The soprano recorder came into being as a teaching tool in the early to mid-20th century thanks to the efforts of one Carl Orff, a sort of German revivalist composer. He’s best known as the creator of Carmina Burana, the name of which may not ring a bell but which we can guarantee you have all heard, most likely in the trailer of an action movie.
Aside from his compositions, Orff was perhaps the most influential and famous architect of music education theory in the 20th century. His Orff Schulwerk was an approach to teaching music that relied on rhythm and creative thinking above rote memorization. It also called for an array of simpler instruments, largely those that mimicked the vocal range of a child. The rationale: if a child can sing it, he or she is more likely to understand it. The instruments should also be inexpensive, simple to understand, and easily stored. That’s where the soprano recorder comes in, along with other standard teaching instruments like the glockenspiel.

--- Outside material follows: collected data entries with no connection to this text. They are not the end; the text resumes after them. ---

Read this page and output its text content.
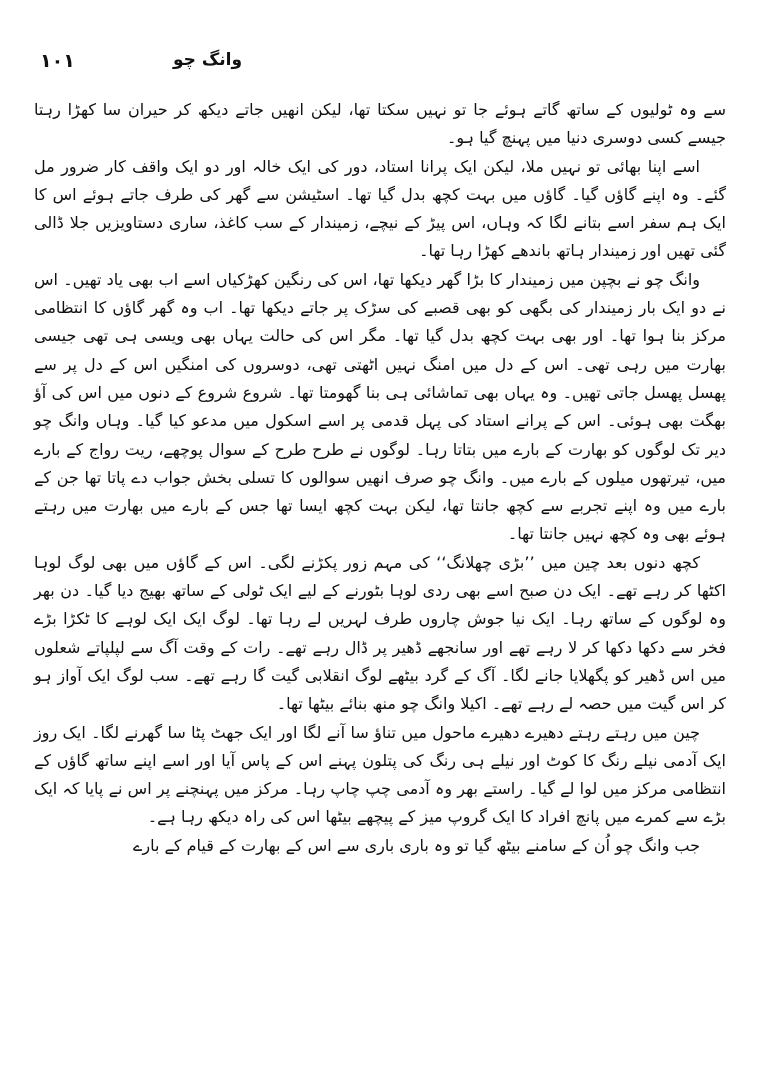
۱۰۱	وانگ چو

سے وہ ٹولیوں کے ساتھ گاتے ہوئے جا تو نہیں سکتا تھا، لیکن انھیں جاتے دیکھ کر حیران سا کھڑا رہتا جیسے کسی دوسری دنیا میں پہنچ گیا ہو۔

اسے اپنا بھائی تو نہیں ملا، لیکن ایک پرانا استاد، دور کی ایک خالہ اور دو ایک واقف کار ضرور مل گئے۔ وہ اپنے گاؤں گیا۔ گاؤں میں بہت کچھ بدل گیا تھا۔ اسٹیشن سے گھر کی طرف جاتے ہوئے اس کا ایک ہم سفر اسے بتانے لگا کہ وہاں، اس پیڑ کے نیچے، زمیندار کے سب کاغذ، ساری دستاویزیں جلا ڈالی گئی تھیں اور زمیندار ہاتھ باندھے کھڑا رہا تھا۔

وانگ چو نے بچپن میں زمیندار کا بڑا گھر دیکھا تھا، اس کی رنگین کھڑکیاں اسے اب بھی یاد تھیں۔ اس نے دو ایک بار زمیندار کی بگھی کو بھی قصبے کی سڑک پر جاتے دیکھا تھا۔ اب وہ گھر گاؤں کا انتظامی مرکز بنا ہوا تھا۔ اور بھی بہت کچھ بدل گیا تھا۔ مگر اس کی حالت یہاں بھی ویسی ہی تھی جیسی بھارت میں رہی تھی۔ اس کے دل میں امنگ نہیں اٹھتی تھی، دوسروں کی امنگیں اس کے دل پر سے پھسل پھسل جاتی تھیں۔ وہ یہاں بھی تماشائی ہی بنا گھومتا تھا۔ شروع شروع کے دنوں میں اس کی آؤ بھگت بھی ہوئی۔ اس کے پرانے استاد کی پہل قدمی پر اسے اسکول میں مدعو کیا گیا۔ وہاں وانگ چو دیر تک لوگوں کو بھارت کے بارے میں بتاتا رہا۔ لوگوں نے طرح طرح کے سوال پوچھے، ریت رواج کے بارے میں، تیرتھوں میلوں کے بارے میں۔ وانگ چو صرف انھیں سوالوں کا تسلی بخش جواب دے پاتا تھا جن کے بارے میں وہ اپنے تجربے سے کچھ جانتا تھا، لیکن بہت کچھ ایسا تھا جس کے بارے میں بھارت میں رہتے ہوئے بھی وہ کچھ نہیں جانتا تھا۔

کچھ دنوں بعد چین میں ’’بڑی چھلانگ‘‘ کی مہم زور پکڑنے لگی۔ اس کے گاؤں میں بھی لوگ لوہا اکٹھا کر رہے تھے۔ ایک دن صبح اسے بھی ردی لوہا بٹورنے کے لیے ایک ٹولی کے ساتھ بھیج دیا گیا۔ دن بھر وہ لوگوں کے ساتھ رہا۔ ایک نیا جوش چاروں طرف لہریں لے رہا تھا۔ لوگ ایک ایک لوہے کا ٹکڑا بڑے فخر سے دکھا دکھا کر لا رہے تھے اور سانجھے ڈھیر پر ڈال رہے تھے۔ رات کے وقت آگ سے لپلپاتے شعلوں میں اس ڈھیر کو پگھلایا جانے لگا۔ آگ کے گرد بیٹھے لوگ انقلابی گیت گا رہے تھے۔ سب لوگ ایک آواز ہو کر اس گیت میں حصہ لے رہے تھے۔ اکیلا وانگ چو منھ بنائے بیٹھا تھا۔

چین میں رہتے رہتے دھیرے دھیرے ماحول میں تناؤ سا آنے لگا اور ایک جھٹ پٹا سا گھرنے لگا۔ ایک روز ایک آدمی نیلے رنگ کا کوٹ اور نیلے ہی رنگ کی پتلون پہنے اس کے پاس آیا اور اسے اپنے ساتھ گاؤں کے انتظامی مرکز میں لوا لے گیا۔ راستے بھر وہ آدمی چپ چاپ رہا۔ مرکز میں پہنچنے پر اس نے پایا کہ ایک بڑے سے کمرے میں پانچ افراد کا ایک گروپ میز کے پیچھے بیٹھا اس کی راہ دیکھ رہا ہے۔

جب وانگ چو اُن کے سامنے بیٹھ گیا تو وہ باری باری سے اس کے بھارت کے قیام کے بارے
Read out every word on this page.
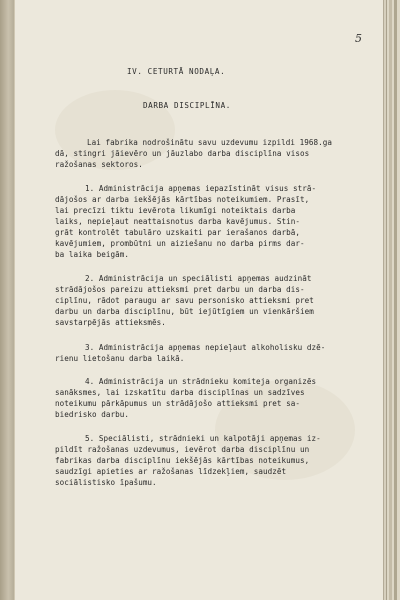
5
IV. CETURTĀ NODAĻA.
DARBA DISCIPLĪNA.
Lai fabrika nodrošinātu savu uzdevumu izpildi 1968.ga
dā, stingri jāievēro un jāuzlabo darba disciplīna visos
ražošanas sektoros.
1. Administrācija apņemas iepazīstināt visus strā-
dājošos ar darba iekšējās kārtības noteikumiem. Prasīt,
lai precīzi tiktu ievērota likumīgi noteiktais darba
laiks, nepieļaut neattaisnotus darba kavējumus. Stin-
grāt kontrolēt tabulāro uzskaiti par ierašanos darbā,
kavējumiem, prombūtni un aiziešanu no darba pirms dar-
ba laika beigām.
2. Administrācija un speciālisti apņemas audzināt
strādājošos pareizu attieksmi pret darbu un darba dis-
ciplīnu, rādot paraugu ar savu personisko attieksmi pret
darbu un darba disciplīnu, būt iejūtīgiem un vienkāršiem
savstarpējās attieksmēs.
3. Administrācija apņemas nepieļaut alkoholisku dzē-
rienu lietošanu darba laikā.
4. Administrācija un strādnieku komiteja organizēs
sanāksmes, lai izskatītu darba disciplīnas un sadzīves
noteikumu pārkāpumus un strādājošo attieksmi pret sa-
biedrisko darbu.
5. Speciālisti, strādnieki un kalpotāji apņemas iz-
pildīt ražošanas uzdevumus, ievērot darba disciplīnu un
fabrikas darba disciplīnu iekšējās kārtības noteikumus,
saudzīgi apieties ar ražošanas līdzekļiem, saudzēt
sociālistisko īpašumu.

As for manufacturers, many stepped up with the proliferation of advanced plastic work to create incredibly low-cost versions. No one company pioneered the plastic recorder; Yamaha, Zen-On, and Aulos occupy the higher-end plastic recorder market, but mostly, those are not the models used for schools. Even a $5.00 recorder can be too expensive when multiplied by hundreds or thousands of students. Instead, low-cost makers like Lyons sell fairly decent plastic recorders for around a dollar each—and they’ll go cheaper if you buy in bulk.
Not everyone is thrilled that the recorder is most often associated with the elementary school. “[I] tend to the view that the recorder is not so very suitable for children to play in their formative years. Indeed its use in schools throughout the world have made it more an instrument of torture than a tool of music, and it must have turned generations off music-making for the rest of their lives,” writes Nicholas Lander, the proprietor of the handy Recorder Homepage site, in an email.
Even Susan Burns, who in our phone conversation showed nothing but gleeful joy in talking about the recorder, defended it from this characterization: “It is a professional instrument in its right. Everyone says, oh, it’s so easy to play, but it takes a lifetime to master.”